Having started in 2018, the film had some highs and lows in production, with one big question mark landing on the pandemic years, when, for the first time since opening, the theatre needed to shut its doors.
As it turns out, this ended up being a blessing for Finlin. “During COVID, we really saw the stakes of what’s going to happen. To this theatre, and to the whole movie industry,” he said. This realization cast a shining light on the central theme to the film: the concept of time.
“We started to really focus on how we use our time,” Finlin said, as he became acutely aware of how movie viewing became a choice, and the people who choose to see the movies, can become a part of this experience offered at Highlands Theatre.
Finlin has been receiving praise from around the world on the film so far, with Ed Roberston, the singer from the Barenaked Ladies, loving the theatre and stepping on as the co-producer, and Martin Sheen viewing the film, and offering to present it at film festivals around the world.
He also noted the support he received locally, highlighting how wonderful it was to work with Stata, as well as Roland Hamilton, who works at Highlands Cinema, and is “fundamental in keeping the theatre alive,” said Finlin.

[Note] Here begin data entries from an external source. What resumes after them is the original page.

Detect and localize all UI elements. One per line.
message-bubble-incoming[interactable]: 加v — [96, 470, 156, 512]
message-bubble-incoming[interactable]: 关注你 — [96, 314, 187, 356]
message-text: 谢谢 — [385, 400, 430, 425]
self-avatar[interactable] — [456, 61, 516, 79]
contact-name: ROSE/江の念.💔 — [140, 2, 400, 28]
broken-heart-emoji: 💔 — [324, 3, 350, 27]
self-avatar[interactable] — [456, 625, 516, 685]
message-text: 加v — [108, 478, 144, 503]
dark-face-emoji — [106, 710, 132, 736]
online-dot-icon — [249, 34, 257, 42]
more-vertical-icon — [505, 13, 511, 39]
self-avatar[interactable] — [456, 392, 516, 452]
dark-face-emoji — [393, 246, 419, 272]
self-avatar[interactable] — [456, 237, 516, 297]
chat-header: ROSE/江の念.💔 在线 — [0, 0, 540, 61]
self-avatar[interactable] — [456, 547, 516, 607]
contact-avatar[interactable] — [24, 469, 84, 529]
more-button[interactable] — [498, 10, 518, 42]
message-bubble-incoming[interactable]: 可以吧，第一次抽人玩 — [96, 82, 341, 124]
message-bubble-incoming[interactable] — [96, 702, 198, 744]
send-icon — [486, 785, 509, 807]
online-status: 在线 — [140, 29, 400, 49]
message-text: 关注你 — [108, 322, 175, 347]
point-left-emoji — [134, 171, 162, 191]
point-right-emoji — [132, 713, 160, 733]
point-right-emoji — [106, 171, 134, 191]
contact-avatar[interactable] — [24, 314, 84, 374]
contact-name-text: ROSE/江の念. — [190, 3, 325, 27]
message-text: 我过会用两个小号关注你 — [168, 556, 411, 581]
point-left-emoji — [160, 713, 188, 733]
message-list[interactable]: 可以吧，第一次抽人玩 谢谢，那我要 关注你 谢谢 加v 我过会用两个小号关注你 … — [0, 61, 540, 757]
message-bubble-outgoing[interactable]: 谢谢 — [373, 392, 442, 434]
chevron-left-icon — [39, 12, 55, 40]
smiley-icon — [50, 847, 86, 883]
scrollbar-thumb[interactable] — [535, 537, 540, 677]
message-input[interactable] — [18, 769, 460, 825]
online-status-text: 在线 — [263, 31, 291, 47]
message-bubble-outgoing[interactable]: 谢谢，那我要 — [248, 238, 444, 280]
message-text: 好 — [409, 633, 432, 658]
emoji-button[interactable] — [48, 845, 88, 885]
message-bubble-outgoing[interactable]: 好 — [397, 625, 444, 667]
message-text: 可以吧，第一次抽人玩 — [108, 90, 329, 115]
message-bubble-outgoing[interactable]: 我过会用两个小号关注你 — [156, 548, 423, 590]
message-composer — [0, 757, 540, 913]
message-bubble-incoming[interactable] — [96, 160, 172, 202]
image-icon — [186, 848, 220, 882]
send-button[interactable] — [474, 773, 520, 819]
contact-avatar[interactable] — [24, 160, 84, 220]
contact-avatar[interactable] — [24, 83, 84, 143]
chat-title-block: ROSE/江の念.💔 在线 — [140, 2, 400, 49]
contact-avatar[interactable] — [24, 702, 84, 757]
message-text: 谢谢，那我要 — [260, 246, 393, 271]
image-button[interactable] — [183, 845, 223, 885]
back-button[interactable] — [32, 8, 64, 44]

While Finlin is eager to get the film in front of local eyes so that viewers recognize these familiar faces, he noted that showing the film publicly would disqualify him from international film festivals, and as an independent filmmaker, he is reliant on these festivals to get the word out. “We are aiming for it to land somewhere by the end of September,” he said, noting that the film was just completed two weeks ago.
While locals may have to wait to see the film, they can keep up with the buzz by visiting www.moviemanfilm.com for all the updates. “I am incredibly proud of it,” said Finlin. “It’s funny, it’s touching, and it just hits on all those reasons that we love going to these movies.”